Haloperidol has been shown to markedly subtract morphine withdrawal-induced aggression.37 Rodriguez-Arias et al revealed that aggressive behavior in rats decreased when they were administered haloperidol during either naloxone-precipitated or spontaneous withdrawal. This written report suggested that anti-aggressive effects of haloperidol were more than pronounced in naloxone-precipitated withdrawal than in spontaneous withdrawal.37

Sivolap and Savenkov examined 197 patients who were treated with haloperidol and droperidol following opioid withdrawal.38 They found that withdrawal-induced psychosis was relieved with droperidol and haloperidol, and these two agents were particularly helpful in the acute phase of withdrawal. Although the exact machinery through which these agents attenuate symptoms of withdrawal are unclear, it is evident that these agents have some benefit in opioid withdrawal.38

Miscellaneous

Bupropion (Aplenzin, Buproban, others), a norepinephrine and dopamine reuptake inhibitor, has shown some benefit in opioid withdrawal. Joshi et al studied the effects of bupropion on morphine tolerance and dependence in mice.39 They gave mice bupropion therapy (ii or 5 mg/d) with morphine for 10 days. When naloxone was administered, the mice treated with bupropion had less withdrawal-induced jumps. Furthermore, acute administration of bupropion on day ten decreased the incidence of naloxone-precipitated withdrawal jumps without causing tolerance to the analgesic effect. The results of this study suggest that buproprion may have potential in opioid withdrawal.

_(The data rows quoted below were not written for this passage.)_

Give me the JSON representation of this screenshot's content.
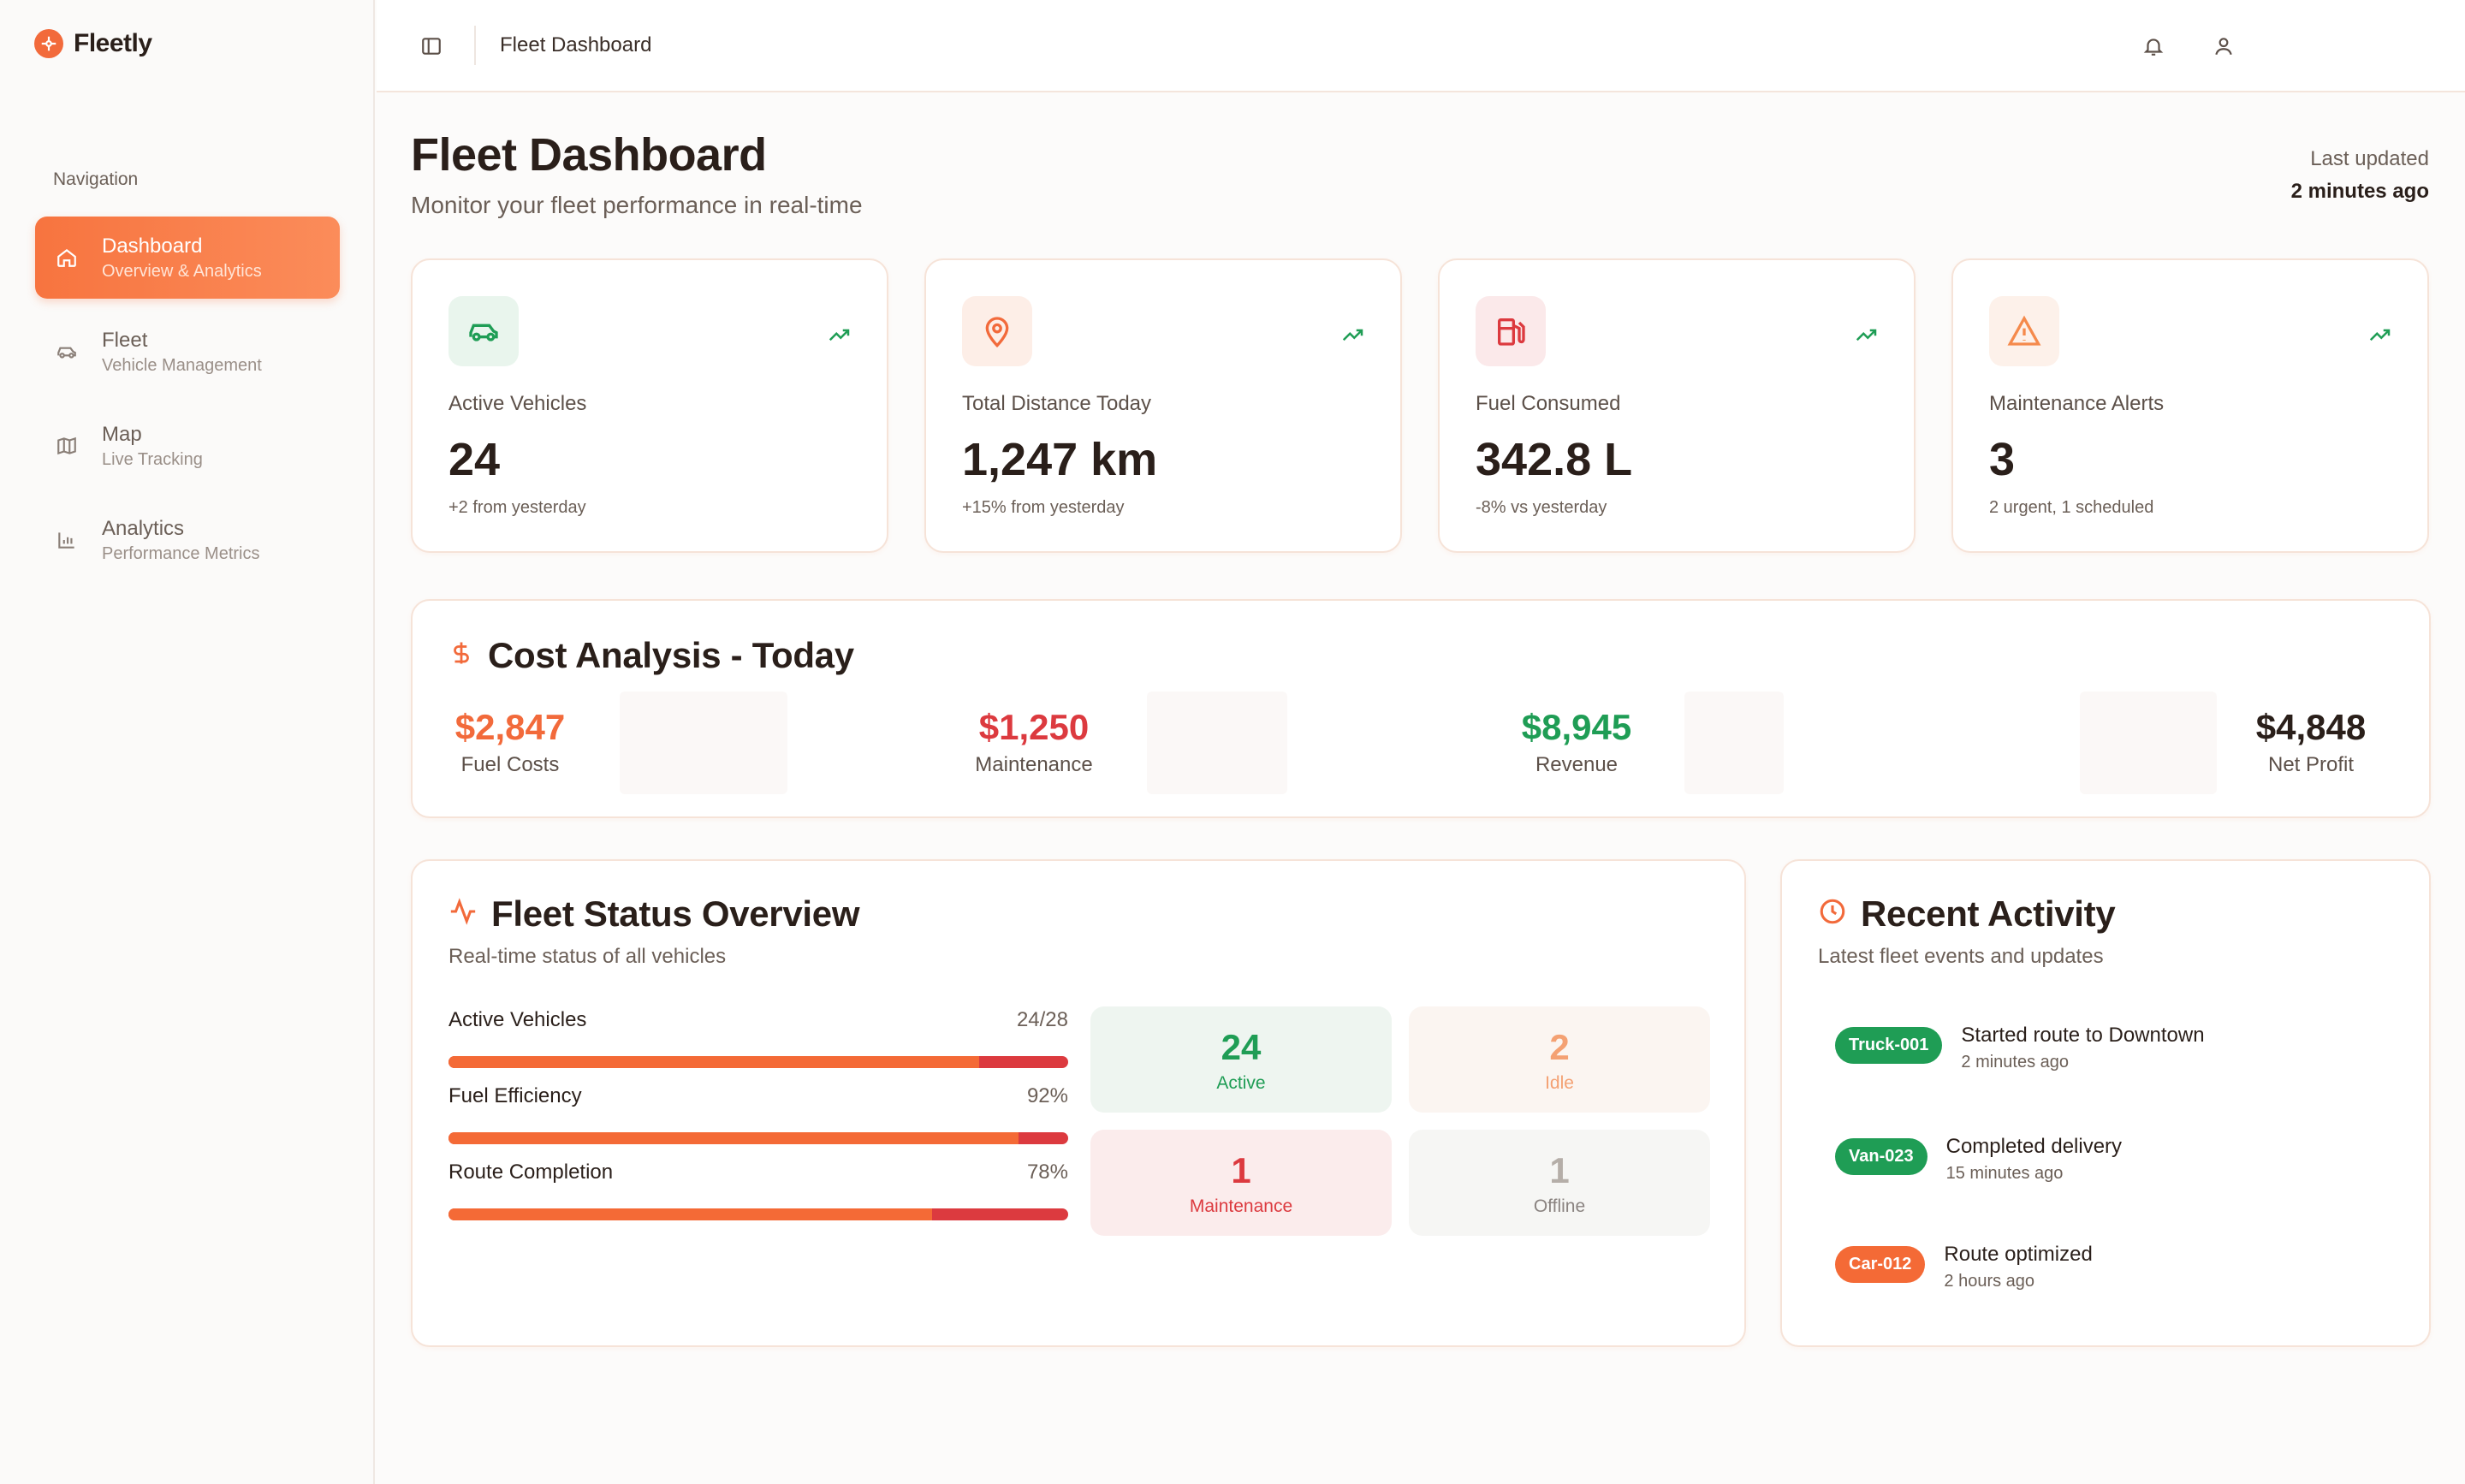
{
  "app": {
    "name": "Fleetly"
  },
  "sidebar": {
    "heading": "Navigation",
    "items": [
      {
        "label": "Dashboard",
        "sub": "Overview & Analytics",
        "icon": "home-icon",
        "active": true
      },
      {
        "label": "Fleet",
        "sub": "Vehicle Management",
        "icon": "car-icon"
      },
      {
        "label": "Map",
        "sub": "Live Tracking",
        "icon": "map-icon"
      },
      {
        "label": "Analytics",
        "sub": "Performance Metrics",
        "icon": "bar-chart-icon"
      }
    ]
  },
  "topbar": {
    "title": "Fleet Dashboard"
  },
  "header": {
    "title": "Fleet Dashboard",
    "subtitle": "Monitor your fleet performance in real-time",
    "last_updated_label": "Last updated",
    "last_updated_value": "2 minutes ago"
  },
  "stats": [
    {
      "label": "Active Vehicles",
      "value": "24",
      "note": "+2 from yesterday",
      "icon": "car-icon",
      "color": "#1f9d55"
    },
    {
      "label": "Total Distance Today",
      "value": "1,247 km",
      "note": "+15% from yesterday",
      "icon": "map-pin-icon",
      "color": "#f26a3b"
    },
    {
      "label": "Fuel Consumed",
      "value": "342.8 L",
      "note": "-8% vs yesterday",
      "icon": "fuel-icon",
      "color": "#dc3a3f"
    },
    {
      "label": "Maintenance Alerts",
      "value": "3",
      "note": "2 urgent, 1 scheduled",
      "icon": "alert-triangle-icon",
      "color": "#f58a4c"
    }
  ],
  "cost": {
    "title": "Cost Analysis - Today",
    "items": [
      {
        "value": "$2,847",
        "label": "Fuel Costs",
        "color": "#f26a3b"
      },
      {
        "value": "$1,250",
        "label": "Maintenance",
        "color": "#dc3a3f"
      },
      {
        "value": "$8,945",
        "label": "Revenue",
        "color": "#1f9d55"
      },
      {
        "value": "$4,848",
        "label": "Net Profit",
        "color": "#2a1f1a"
      }
    ]
  },
  "fleet_status": {
    "title": "Fleet Status Overview",
    "subtitle": "Real-time status of all vehicles",
    "metrics": [
      {
        "name": "Active Vehicles",
        "value": "24/28",
        "fraction": 0.857
      },
      {
        "name": "Fuel Efficiency",
        "value": "92%",
        "fraction": 0.92
      },
      {
        "name": "Route Completion",
        "value": "78%",
        "fraction": 0.78
      }
    ],
    "tiles": [
      {
        "value": "24",
        "label": "Active",
        "color": "#1f9d55",
        "bg": "#eef5f0"
      },
      {
        "value": "2",
        "label": "Idle",
        "color": "#f4a173",
        "bg": "#fbf5f1"
      },
      {
        "value": "1",
        "label": "Maintenance",
        "color": "#dc3a3f",
        "bg": "#fbecec"
      },
      {
        "value": "1",
        "label": "Offline",
        "color": "#b5aea8",
        "bg": "#f6f6f4"
      }
    ]
  },
  "activity": {
    "title": "Recent Activity",
    "subtitle": "Latest fleet events and updates",
    "items": [
      {
        "badge": "Truck-001",
        "title": "Started route to Downtown",
        "time": "2 minutes ago",
        "color": "#1f9d55"
      },
      {
        "badge": "Van-023",
        "title": "Completed delivery",
        "time": "15 minutes ago",
        "color": "#1f9d55"
      },
      {
        "badge": "Car-012",
        "title": "Route optimized",
        "time": "2 hours ago",
        "color": "#f46a36"
      }
    ]
  }
}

Although the exact mechanism for bupropion's efficacy in opioid withdrawal is unknown, its power to decrease reuptake of dopamine may contribute to attenuation of withdrawal symptoms.

Summary

A person'southward power to tolerate a rapid opioid taper and substantial dose reductions when converting to other opioids tin, in large part, depend on their concomitant medical therapies. These therapies, which may have been prescribed for any number of disorders, can directly or indirectly impact the sympathetic and parasympathetic nervous systems. All of these factors should be carefully considered when tapering or switching opioids.